LESSON ONE:
1. Go to the grocery store.
2. Arrange to have your salary paid directly to their head office.
3. Go home and pick up the paper.
4. Read it for the last time.
LESSON TWO:
Before you actually have children, find a couple who does and berate them about their...
1. Methods of discipline.
2. Lack of patience.
3. Appallingly low tolerance levels.
4. Allowing their children to run wild.
5. Suggest ways in which they might improve their child's breastfeeding, sleep habits, toilet training, table manners and overall behavior. Enjoy it because it will be the last time in life you will have all the answers.
LESSON THREE:
A really good way to discover how the nights might feel...

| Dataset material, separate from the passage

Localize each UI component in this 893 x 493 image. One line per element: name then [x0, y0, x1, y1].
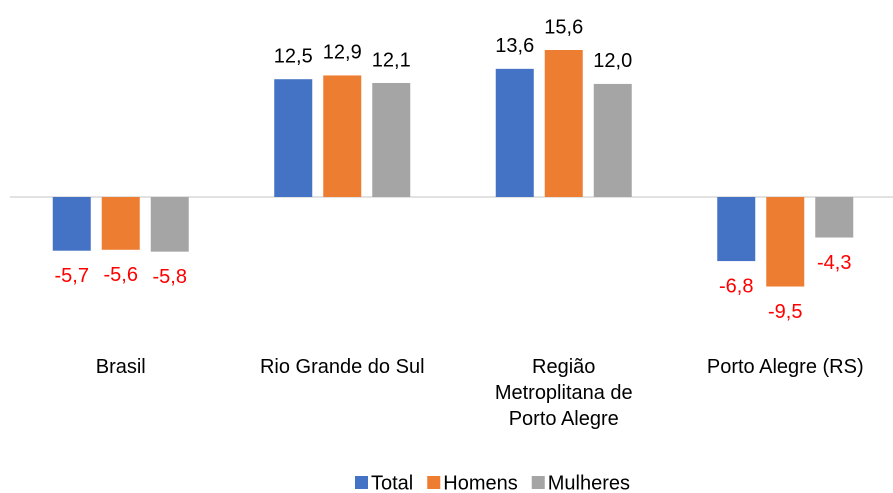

1. Get home from work and immediately begin walking around the living room from 5PM to 10PM carrying a wet bag weighing approximately 8-12 pounds, with a radio turned to static {or some other equally obnoxious sound} playing loudly. Eat cold food with one hand for dinner.
2. At 10PM, put the bag down gently, set the alarm for midnight, and go to sleep.
3. Get up at 12 and walk around the living room again, with the bag, until 1AM.
4. Set the alarm for 3AM.
5. Since you can't get back to sleep, get up at 2AM, make a drink and watch an infomercial.
6. Go to bed at 2:45AM.
7. Get up at 3AM when the alarm goes off.
8. Quietly sing songs in the dark until 4AM.
9. Get up. Make breakfast. Get ready for work, go to work, work hard and be productive.
Repeat steps 1-9 each night. Keep this up for 3-5 years. Look cheerful and together.
LESSON FOUR:
Can you stand the mess children make? To find out...
1. Smear peanut butter onto the sofa and jelly onto the curtains.
2. Hide a piece of raw chicken behind the stereo and leave it there all summer.
3. Stick your fingers in the flower bed.
4. Then rub them on the clean walls.
5. Take your favorite book and/or photo album. Destroy it.
6. Pour milk all over your new pillows. Cover the stains with crayons. How does that look?
LESSON FIVE:
Dressing small children is not as easy as it seems.
1. Buy an octopus and a small bag made out of loose mesh.
2. Attempt to put the octopus into the bag so that none of the arms hang out.
Time allotted for this - all morning.
LESSON SIX:
Forget the BMW and buy a minivan. And don't think that you can leave it out in the driveway all spotless and shiny. Family cars don't look like that.
1. Buy a chocolate ice cream cone and put it on the glove compartment. Leave it there.
2. Get a dime. Stick it in the CD player.
3. Take a family size package of chocolate cookies. Mash them into the back seat making sure you really take the time to shove them as far as you can down into the cracks. Sprinkle Cheerios all over the floor and proceed to smash them full force with your foot.
4. Run a garden rake along both sides of the car.
LESSON SEVEN:
Go to your local grocery store. Take with you the closest thing you can find to a preschool child. {A full grown goat is an excellent choice}. If you intend to have more than one child, then definitely take more than one goat. No leashes allowed. Buy your week's groceries without letting the goats out of your sight. Pay for everything the goat eats or destroys. Until you can easily accomplish this, do not even contemplate having children.
LESSON EIGHT:
1. Hollow out a melon.
2. Make a small hole in the side.
3. Suspend it from the ceiling and swing it from side to side.
4. Now get a bowl of soggy Cheerios and attempt to spoon them into the swaying melon by pretending to be an airplane.
5. Continue until half the Cheerios are gone.
6. Tip half of the remaining into your lap. The other half, just throw up in the air.
You are now ready to feed a 9-month old baby.
LESSON NINE:
Make a recording of Fran Drescher saying "mommy!" repeatedly. Important: no more than a four second delay between each "mommy"; occasional crescendo to the level of a supersonic jet is required. Play this tape in your car everywhere you go for the next four years. You are now ready to take a car ride with a toddler.
LESSON TEN:
Start talking to an adult of your choice. Have someone else continually tug on your skirt hem, shirt sleeve or elbow while playing the "mommy" tape from Lesson Nine above. You are now ready to have a conversation with an adult while there is a child in the room.